The most studied (and debated) alleles associated with depression are so-called short and long form of the 5HTTLPR. This gene is a promotor region that tells the cell to make a serotonin transporter. Those with the short allele (particularly with two short alleles) seem to have a much higher risk of developing major depression when exposed to early childhood trauma, whereas the long form of the gene is protective. However, the short gene isn't all bad. Those who have it seem to have a lower risk of dying from sudden infant death syndrome, and the gene is associated with higher circulating cytokines in response to stress, which could protect you if the stress is from being wounded or an infection. In populations where the short gene is more common, there also tends to be more exposure to epidemic infections, suggesting selection pressure for the short gene.

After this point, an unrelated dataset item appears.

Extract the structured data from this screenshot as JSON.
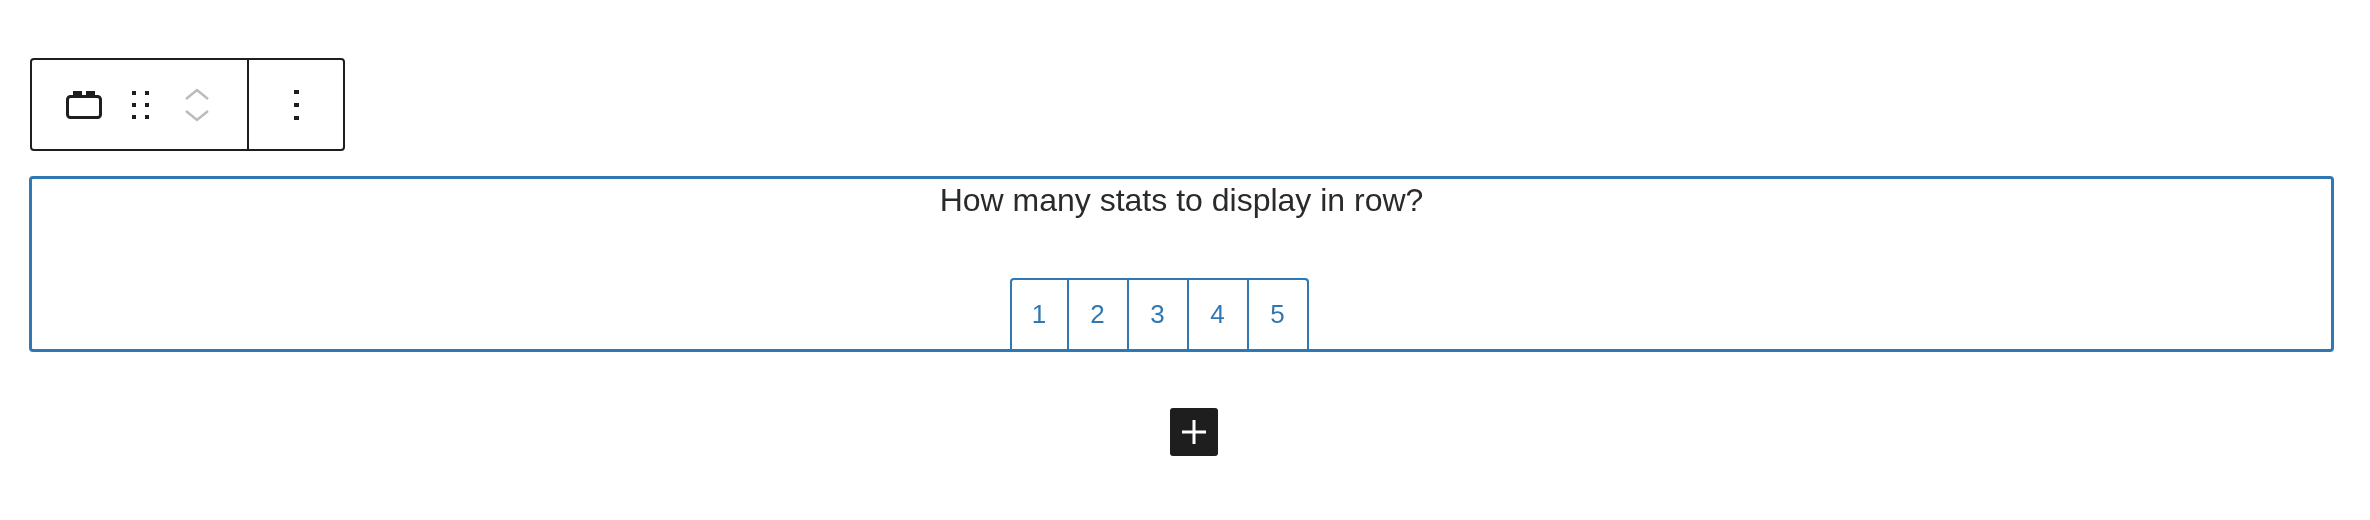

Finally, there is some thought put into the clinical syndrome of depression and how it might protect you and your offspring if you do have an acute infection. It is well known that inflammatory mediators (such as IL-6 or interferon) induce depression symptoms on their own. If you have come down with an infectious disease, being depressed would keep you isolated and conserve energy and reduce appetite. Interestingly, when you don't eat much for a little while, your body switches from burning glucose to burning another fuel called ketones. It is thought this process might improve immunity, as viruses and bacteria often love to burn glucose as well.
I think the strength of an evolutionary/ancestral paradigm for studying disease helps to provide a sensible framework, like the PATHOS-D theory. Clinically, it helps us to focus on the immune system and inflammation, and how that may have been altered by modern diet, stress, lack of parasites and pseudocommensals, changed sleep, infectious burden, and physical activity. Forget the random crapshoot of mere brute force epidemiology. There are too many confounders, and it will lead us in the wrong direction as often as not.
*here we are using the clinical definition of depression. Not just a sad mood for reason, such as grief. Usually we are talking about a sad mood with inability to enjoy things we used to enjoy, poor concentration, poor or unrestorative sleep, appetite change (classically poor appetite), guilt, self-doubt, and even suicidal thoughts.